Auftakt der neuen "Bachelor"-Staffel Gebt uns den Lurch!

Erst das endlose Defilee der Hoffnungshühnchen, dann ein semi-spannender Kaugummi-Adonis: Der Auftakt der neuen "Bachelor"-Staffel fiel eher fad aus. Liebes RTL, hier sind fünf Nachbesserungs-Vorschläge.

RTL

Von


1. Gebt uns endlich einen Lurch-Bachelor!

Die Dominanz des Durchmuskulierten, sie muss endlich zerschlagen werden. Der neue Bachelor Andrej Mangold heißt zwar wie ein putziges Tierchen aus einer ernährungsministeriumsgefördeten Zeichentrickreihe, die Kindern vermehrten Gemüseverzehr schmackhaft machen soll, ist aber stattdessen leider ein adonishafter Profi-Basketballer mit eigenem Kaugummi-Startup (der seine Malm-Ware auf der dazugehörigen Webseite mit einer schmatz-existentialistischen Einlassung bewirbt: "Es war höchste Zeit, dass mal jemand das Kaugummi hinterfragt.").

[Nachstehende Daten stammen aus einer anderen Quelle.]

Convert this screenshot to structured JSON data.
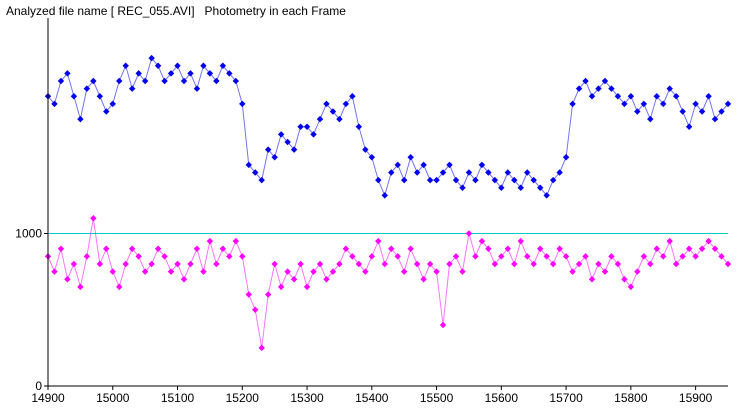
{
  "header": {
    "title": "Analyzed file name [ REC_055.AVI]   Photometry in each Frame"
  },
  "chart_data": {
    "type": "scatter",
    "title": "Analyzed file name [ REC_055.AVI]   Photometry in each Frame",
    "xlabel": "",
    "ylabel": "",
    "xlim": [
      14900,
      15950
    ],
    "ylim": [
      0,
      2400
    ],
    "x_ticks": [
      14900,
      15000,
      15100,
      15200,
      15300,
      15400,
      15500,
      15600,
      15700,
      15800,
      15900
    ],
    "y_ticks": [
      0,
      1000
    ],
    "reference_line": {
      "y": 1000,
      "color": "#00cccc"
    },
    "grid": false,
    "legend": "none",
    "series": [
      {
        "color": "#0000ee",
        "marker": "diamond",
        "x": [
          14900,
          14910,
          14920,
          14930,
          14940,
          14950,
          14960,
          14970,
          14980,
          14990,
          15000,
          15010,
          15020,
          15030,
          15040,
          15050,
          15060,
          15070,
          15080,
          15090,
          15100,
          15110,
          15120,
          15130,
          15140,
          15150,
          15160,
          15170,
          15180,
          15190,
          15200,
          15210,
          15220,
          15230,
          15240,
          15250,
          15260,
          15270,
          15280,
          15290,
          15300,
          15310,
          15320,
          15330,
          15340,
          15350,
          15360,
          15370,
          15380,
          15390,
          15400,
          15410,
          15420,
          15430,
          15440,
          15450,
          15460,
          15470,
          15480,
          15490,
          15500,
          15510,
          15520,
          15530,
          15540,
          15550,
          15560,
          15570,
          15580,
          15590,
          15600,
          15610,
          15620,
          15630,
          15640,
          15650,
          15660,
          15670,
          15680,
          15690,
          15700,
          15710,
          15720,
          15730,
          15740,
          15750,
          15760,
          15770,
          15780,
          15790,
          15800,
          15810,
          15820,
          15830,
          15840,
          15850,
          15860,
          15870,
          15880,
          15890,
          15900,
          15910,
          15920,
          15930,
          15940,
          15950
        ],
        "y": [
          1900,
          1850,
          2000,
          2050,
          1900,
          1750,
          1950,
          2000,
          1900,
          1800,
          1850,
          2000,
          2100,
          1950,
          2050,
          2000,
          2150,
          2100,
          2000,
          2050,
          2100,
          2000,
          2050,
          1950,
          2100,
          2050,
          2000,
          2100,
          2050,
          2000,
          1850,
          1450,
          1400,
          1350,
          1550,
          1500,
          1650,
          1600,
          1550,
          1700,
          1700,
          1650,
          1750,
          1850,
          1800,
          1750,
          1850,
          1900,
          1700,
          1550,
          1500,
          1350,
          1250,
          1400,
          1450,
          1350,
          1500,
          1400,
          1450,
          1350,
          1350,
          1400,
          1450,
          1350,
          1300,
          1400,
          1350,
          1450,
          1400,
          1350,
          1300,
          1400,
          1350,
          1300,
          1400,
          1350,
          1300,
          1250,
          1350,
          1400,
          1500,
          1850,
          1950,
          2000,
          1900,
          1950,
          2000,
          1950,
          1900,
          1850,
          1900,
          1800,
          1850,
          1750,
          1900,
          1850,
          1950,
          1900,
          1800,
          1700,
          1850,
          1800,
          1900,
          1750,
          1800,
          1850
        ]
      },
      {
        "color": "#ff00ff",
        "marker": "diamond",
        "x": [
          14900,
          14910,
          14920,
          14930,
          14940,
          14950,
          14960,
          14970,
          14980,
          14990,
          15000,
          15010,
          15020,
          15030,
          15040,
          15050,
          15060,
          15070,
          15080,
          15090,
          15100,
          15110,
          15120,
          15130,
          15140,
          15150,
          15160,
          15170,
          15180,
          15190,
          15200,
          15210,
          15220,
          15230,
          15240,
          15250,
          15260,
          15270,
          15280,
          15290,
          15300,
          15310,
          15320,
          15330,
          15340,
          15350,
          15360,
          15370,
          15380,
          15390,
          15400,
          15410,
          15420,
          15430,
          15440,
          15450,
          15460,
          15470,
          15480,
          15490,
          15500,
          15510,
          15520,
          15530,
          15540,
          15550,
          15560,
          15570,
          15580,
          15590,
          15600,
          15610,
          15620,
          15630,
          15640,
          15650,
          15660,
          15670,
          15680,
          15690,
          15700,
          15710,
          15720,
          15730,
          15740,
          15750,
          15760,
          15770,
          15780,
          15790,
          15800,
          15810,
          15820,
          15830,
          15840,
          15850,
          15860,
          15870,
          15880,
          15890,
          15900,
          15910,
          15920,
          15930,
          15940,
          15950
        ],
        "y": [
          850,
          750,
          900,
          700,
          800,
          650,
          850,
          1100,
          800,
          900,
          750,
          650,
          800,
          900,
          850,
          750,
          800,
          900,
          850,
          750,
          800,
          700,
          800,
          900,
          750,
          950,
          800,
          900,
          850,
          950,
          850,
          600,
          500,
          250,
          600,
          800,
          650,
          750,
          700,
          800,
          650,
          750,
          800,
          700,
          750,
          800,
          900,
          850,
          800,
          750,
          850,
          950,
          800,
          900,
          850,
          750,
          900,
          800,
          700,
          800,
          750,
          400,
          800,
          850,
          750,
          1000,
          850,
          950,
          900,
          800,
          850,
          900,
          800,
          950,
          850,
          800,
          900,
          850,
          800,
          900,
          850,
          750,
          800,
          850,
          700,
          800,
          750,
          850,
          800,
          700,
          650,
          750,
          850,
          800,
          900,
          850,
          950,
          800,
          850,
          900,
          850,
          900,
          950,
          900,
          850,
          800
        ]
      }
    ]
  }
}
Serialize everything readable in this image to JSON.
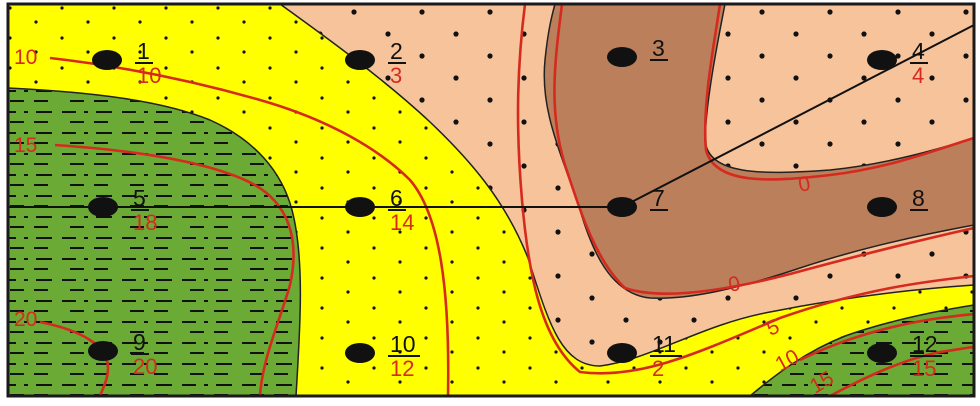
{
  "colors": {
    "frame": "#1a1a1a",
    "yellow_zone": "#ffff00",
    "sand_zone": "#f6c39b",
    "brown_zone": "#bb7f5c",
    "green_zone": "#6aaa35",
    "isoline": "#d62a1e",
    "well": "#111111",
    "well_number": "#111111",
    "well_value": "#d62a1e"
  },
  "wells": [
    {
      "id": "1",
      "number": "1",
      "value": "10"
    },
    {
      "id": "2",
      "number": "2",
      "value": "3"
    },
    {
      "id": "3",
      "number": "3",
      "value": ""
    },
    {
      "id": "4",
      "number": "4",
      "value": "4"
    },
    {
      "id": "5",
      "number": "5",
      "value": "18"
    },
    {
      "id": "6",
      "number": "6",
      "value": "14"
    },
    {
      "id": "7",
      "number": "7",
      "value": ""
    },
    {
      "id": "8",
      "number": "8",
      "value": ""
    },
    {
      "id": "9",
      "number": "9",
      "value": "20"
    },
    {
      "id": "10",
      "number": "10",
      "value": "12"
    },
    {
      "id": "11",
      "number": "11",
      "value": "2"
    },
    {
      "id": "12",
      "number": "12",
      "value": "15"
    }
  ],
  "isoline_labels": [
    {
      "id": "iso-10-left",
      "text": "10"
    },
    {
      "id": "iso-15-left",
      "text": "15"
    },
    {
      "id": "iso-20-left",
      "text": "20"
    },
    {
      "id": "iso-0-upper",
      "text": "0"
    },
    {
      "id": "iso-0-lower",
      "text": "0"
    },
    {
      "id": "iso-5-right",
      "text": "5"
    },
    {
      "id": "iso-10-right",
      "text": "10"
    },
    {
      "id": "iso-15-right",
      "text": "15"
    }
  ]
}
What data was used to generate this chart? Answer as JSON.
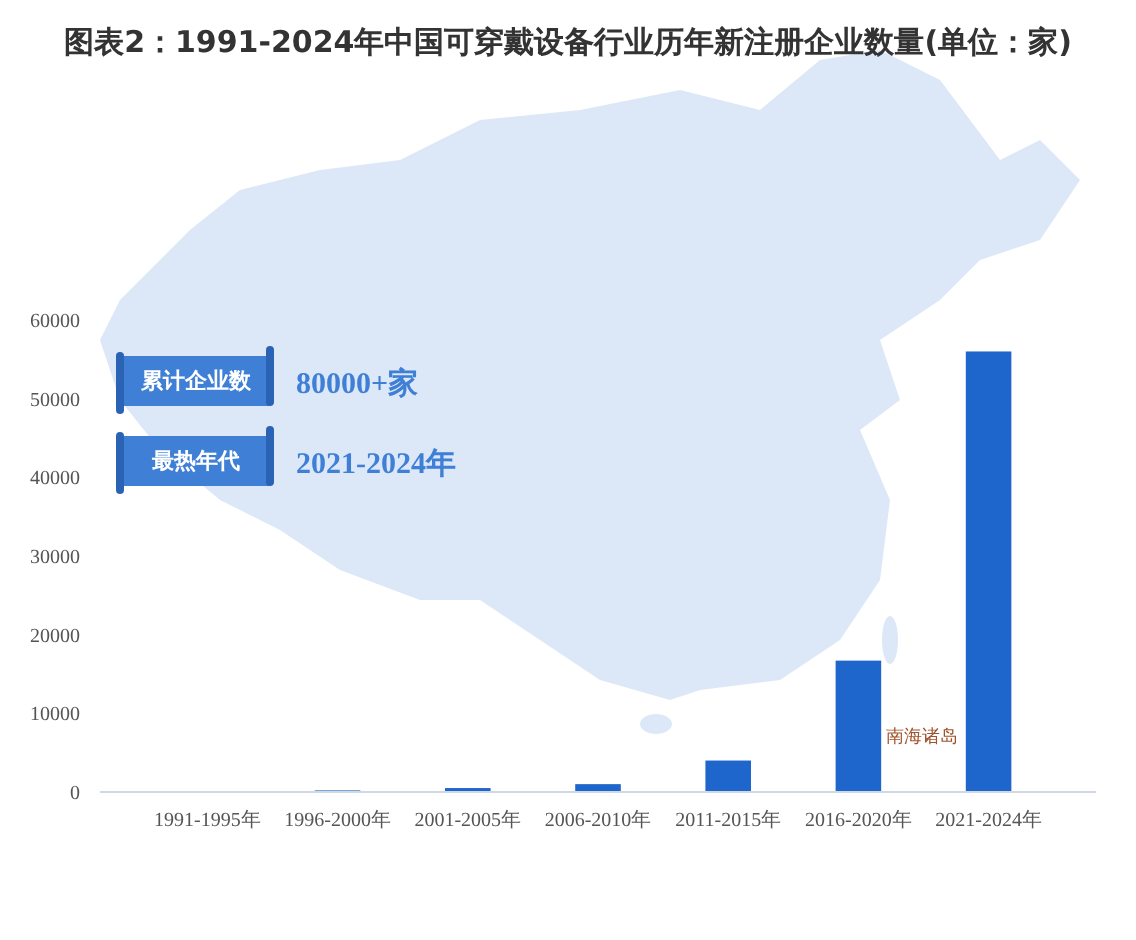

Wann darf endlich mal ein echter Schluribert mit Leierbauch und Fliehkiefer, dafür aber prächtig aufgestelltem Streamingdienstabo-Portfolio, auf Frauensuche gehen? Ein Hänger, ein Lungerer, ein normaler, fauler Mensch, dem die ganzen sinnlos aufreibenden Speedboot-Dates genauso auf die Nerven gehen wie uns? Und dann vielleicht auch nicht, wie dieses Mal, in Mexiko, sondern vielleicht im Harz?

Wann, RTL, WANN?

Die erste Nacht der Rosen - die "Bachelor"-Interessentinnen
RTL

Die erste Nacht der Rosen - die "Bachelor"-Interessentinnen

2. Kitzelt mehr Kunst heraus!

Entweder suggerierte einem das nur der gebrochene Geist, um einen darüber hinwegzutrösten, dass man das frisch angebrochene, bislang weitgehend unbesudelte Jahr direkt an Tag zwei schon wieder mit Schund verplempert - aber es schien stellenweise doch so, als habe man sich dieses Mal produktionsseits ein bisschen verkünstelt, was die "Bachelor"-Bildsprache angeht. Recht so, bitte mehr davon! Schönste, weil dümmste, also schönste Bildidee: Die 20 Kandidatinnen hocken in Bikinis schnurgerade aufgereiht auf Handtüchern am Strand und legen sich nacheinander, feinsinnig choreografiert, in Flachlage, als sei das hier gar nicht der "Bachelor", sondern ein ziemlich busiger Domino Day.

3. Macht Steppeinlagen obligatorisch!

Natürlich ist es peinlich, selbstverständlich schmerzt es arg beim Zuschauen, wenn eine Bachelor-Interessentin beim ersten Zusammentreffen direkt eine sonderbare Showeinlage aufführt, aber wir sind ja alle nicht zum Spaß hier. Und weil einen das Defilee der Hoffnungshühnchen, herangekarrt in einer endlosen, möbiusmäßigen Limousinenschlange, schon nach der dritten Kandidatin, die ihre Stilettostacksen bedeutungsschwer aus der Autotür reckt, wahnsinnig langweilt, sehnt man sich förmlich nach diesen kleinen Peinpieksern, damit wenigstens irgendwas passiert.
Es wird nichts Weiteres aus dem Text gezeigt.